Everything is going smoothly, I transferred all the fishes from the 29 into the main 55 tank while I replace thier home. I vac'ed the gravel a few times and tomorrow I plan on boiling everything since this tank has been my headache tank and fish seem to get sick alot in it. Ich mainly. So after the boiling I am going to set up the 46. Fill it with as much water from the 55g as I can to speed up the cycling process. Hopefully, it all goes smoothly and my fish can move back into thier bigger and better home shortly.

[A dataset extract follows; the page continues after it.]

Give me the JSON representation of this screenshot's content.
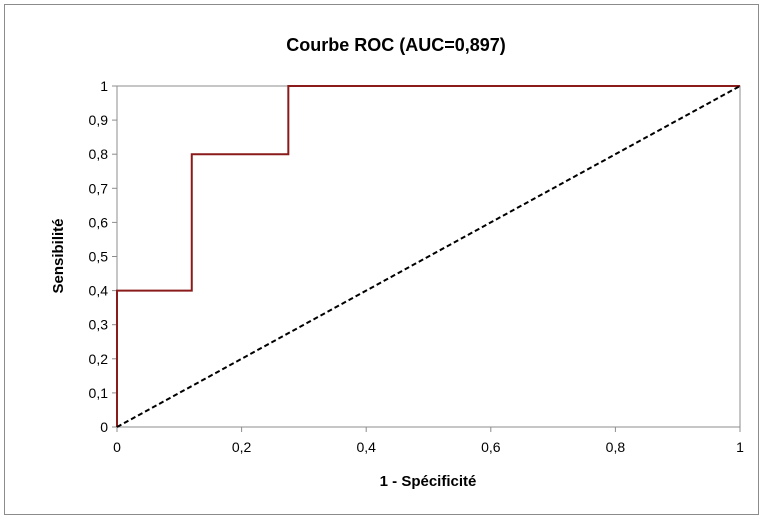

Any ideas on how to make this go smoothly/less stressful to the fish would be helpful. Will a Marineland 200 Biowheel be big enough for the 46? Yes should be good for 50g according to website. I'm going to install the UGF/current maker as well. The blood parrot is going bye bye soon to be replaced by a betta.


----------



## WhiteGloveAquatics (Sep 3, 2009)

new o-rings are less then 5 bucks.


----------



## squirrelcrusher (Sep 23, 2009)

Ya I looked them up last night to. Hopefully, one of the pet stores in town has them. I don't wanna have to order it online. I'm going to Petco today so I guess I'll just have to check


----------



## squirrelcrusher (Sep 23, 2009)

So I set up the new 55 and having trouble with the heater. What is a good replacement that won't break the bank? Should I get 2 smaller heaters? If so what size do I get? 2 ment for 30gallons? I'm hoping to stay with 30-35 bucks total. I have one of these - Marineland Stealth Pro-Heaters - in my 30G and like it. The green light is convienent.


----------